Title Case Function in PHP Based on Grammatical Rules for Capitalizing the Words in a Title
Last Updated on Wednesday, 06 January 2010 01:18
Written by Nicholas Dunbar
Creating a Title Case Function with PHP Based on Grammatical Rules.
There are many different articles on the web about using PHP to title case a string. Most don't try to encompass the more complicated grammatical rules that govern title case. There are 2 major standard ways that title case is done. I have written a function that follows all the grammatical rules of "Headline Case" If you have titles where you would have exceptions to these rules, I have provided the tags <no_parse> as a feature of the function below. In the case were you want to take over formatting and override the parser you can uses these tags to exempt it from the title casing parser. This way 90% of all situations are covered after which you only have to manually tweak a few entries. This takes so much of the grunt work out of data entry. In any case the tags are provided for your convenience. You may notice that the New York Times is inconsitant on which style rules they use for title case. If they used an algorithm like mine there would be automatic standardization.
<?
//
//Converts a string to Title Case based on one set of title case rules
// put <no_parse></no_parse> around content that you don't want to be parsed by the title case rules
//
function titleCase($string) {
//remove no_parse content
$string_array = preg_split("/(<no_parse>|<\/no_parse>)+/i",$string);
$newString = "";
for ($k=0; $k<count($string_array); $k=$k+2){
$string = $string_array[$k];
//if the entire string is upper case dont perform any title case on it
if ($string != strtoupper($string)){
//TITLE CASE RULES:
//1.) uppercase the first char in every word
$new = preg_replace("/(^|\s|\'|'|\"|-){1}([a-z]){1}/ie","''.stripslashes('\\1').''.stripslashes(strtoupper('\\2')).''", $string);
//2.) lower case words exempt from title case
// Lowercase all articles, coordinate conjunctions ("and", "or", "nor"), and prepositions regardless of length, when they are other than the first or last word.

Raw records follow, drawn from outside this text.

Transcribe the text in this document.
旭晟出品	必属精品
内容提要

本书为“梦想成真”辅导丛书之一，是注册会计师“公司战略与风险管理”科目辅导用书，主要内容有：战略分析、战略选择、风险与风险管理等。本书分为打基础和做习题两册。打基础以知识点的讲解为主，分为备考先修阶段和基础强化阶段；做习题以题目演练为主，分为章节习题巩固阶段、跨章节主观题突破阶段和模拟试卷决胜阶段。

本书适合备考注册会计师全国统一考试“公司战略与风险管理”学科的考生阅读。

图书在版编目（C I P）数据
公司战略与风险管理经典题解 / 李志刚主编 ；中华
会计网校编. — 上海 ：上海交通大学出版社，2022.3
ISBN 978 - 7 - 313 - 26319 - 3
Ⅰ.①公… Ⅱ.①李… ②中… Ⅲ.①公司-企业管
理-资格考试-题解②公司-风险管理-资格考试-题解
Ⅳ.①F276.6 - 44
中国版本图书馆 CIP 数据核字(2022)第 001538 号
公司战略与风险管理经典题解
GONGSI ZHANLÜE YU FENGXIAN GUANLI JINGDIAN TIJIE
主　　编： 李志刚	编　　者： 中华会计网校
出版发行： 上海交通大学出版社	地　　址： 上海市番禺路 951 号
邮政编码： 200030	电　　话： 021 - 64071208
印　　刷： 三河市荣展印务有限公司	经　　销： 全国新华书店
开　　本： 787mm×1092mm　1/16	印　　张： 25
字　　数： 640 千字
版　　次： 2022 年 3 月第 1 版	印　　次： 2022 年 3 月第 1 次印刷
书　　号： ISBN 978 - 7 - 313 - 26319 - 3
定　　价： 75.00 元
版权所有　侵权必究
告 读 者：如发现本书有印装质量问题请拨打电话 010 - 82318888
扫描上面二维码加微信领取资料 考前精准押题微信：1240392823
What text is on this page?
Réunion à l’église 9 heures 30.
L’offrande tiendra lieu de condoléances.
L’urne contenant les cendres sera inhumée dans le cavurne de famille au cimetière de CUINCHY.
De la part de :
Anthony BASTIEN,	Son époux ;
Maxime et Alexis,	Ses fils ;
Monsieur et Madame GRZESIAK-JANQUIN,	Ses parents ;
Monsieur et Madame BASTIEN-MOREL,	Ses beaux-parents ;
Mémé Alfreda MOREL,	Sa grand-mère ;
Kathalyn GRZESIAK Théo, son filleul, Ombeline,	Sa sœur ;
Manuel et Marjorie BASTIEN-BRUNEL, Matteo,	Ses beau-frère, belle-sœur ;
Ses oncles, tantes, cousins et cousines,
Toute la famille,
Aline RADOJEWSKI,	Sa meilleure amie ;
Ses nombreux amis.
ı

// Lowercase the "to" in an infinitive." - this rule is of course aproximated since it is contex sensitive
$matches = array();
// perform recusive matching on the following words
preg_match_all("/(\sof|\sa|\san|\sthe|\sbut|\sor|\snot|\syet|\sat|\son|\sin|\sover|\sabove|\sunder|\sbelow|\sbehind|\snext\sto|\sbeside|\sby|\samoung|\sbetween|\sby|\still|\ssince|\sdurring|\sfor|\sthroughout|\sto|\sand){2}/i",$new ,$matches);
for ($i=0; $i<count($matches); $i++){
for ($j=0; $j<count($matches[$i]); $j++){
$new = preg_replace("/(".$matches[$i][$j]."\s)/ise","''.strtolower('\\1').''",$new);
}
}
//3.) do not allow upper case appostraphies
$new = preg_replace("/(\w'S)/ie","''.strtolower('\\1').''",$new);
$new = preg_replace("/(\w'\w)/ie","''.strtolower('\\1').''",$new);
$new = preg_replace("/(\W)(of|a|an|the|but|or|not|yet|at|on|in|over|above|under|below|behind|next to| beside|by|amoung|between|by|till|since|durring|for|throughout|to|and)(\W)/ise","'\\1'.strtolower('\\2').'\\3'",$new);
//4.) capitalize first letter in the string always
$new = preg_replace("/(^[a-z]){1}/ie","''.strtoupper('\\1').''", $new);
//5.) replace special cases
// you will add to this as you find case specific problems
$new = preg_replace("/\sin-/i"," In-",$new);
$new = preg_replace("/(\s|\"|\'){1}(ph){1}(\s|,|\.|\"|\'|:|!|\?|\*|$){1}/ie","'\\1pH\\3'",$new);
$new = preg_replace("/^ph(\s|$)/i","pH ",$new);
$new = preg_replace("/(\s)ph($)/i"," pH",$new);
$new = preg_replace("/(\s|\"|\'){1}(&){1}(\s|,|\.|\"|\'|:|!|\?|\*){1}/ie","'\\1and\\3'",$new);
$new = preg_replace("/(\s|\"|\'){1}(groundwater){1}(\s|,|\.|\"|\'|:|!|\?|\*){1}/e","'\\1Ground Water\\3'",$new);
$new = preg_replace("/(\W|^){1}(cross){1}(\s){1}(connection){1}(\W|$){1}/ie","'\\1\\2-\\4\\5'",$new); //always hyphonate cross-connections
$new = preg_replace("/(\s|\"|\'){1}(vs\.){1}(\s|,|\.|\"|\'|:|!|\?|\*){1}/ie","'\\1Vs.\\3'",$new);
$new = preg_replace("/(\s|\"|\'){1}(on-off){1}(\s|,|\.|\"|\'|:|!|\?|\*){1}/ie","'\\1On-Off\\3'",$new);
$new = preg_replace("/(\s|\"|\'){1}(on-site){1}(\s|,|\.|\"|\'|:|!|\?|\*){1}/ie","'\\1On-Site\\3'",$new);
// special cases like Class A Fires
$new = preg_replace("/(\s|\"|\'){1}(class\s){1}(\w){1}(\s|,|\.|\"|\'|:|!|\?|\*|$){1}/ie","'\\1\\2'.strtoupper('\\3').'\\4'",$new);
$new = stripslashes($new);
$string_array[$k] = $new;
}
}
for ($k=0; $k<count($string_array); $k++){
$newString .= $string_array[$k];
}
return($newString);
};
// test the function
echo titleCase("this is a test <no_parse>do you not believe me</no_parse> here is the rest of the string");
// out put : This Is A Test do you not believe me Here Is The Rest of The String
?>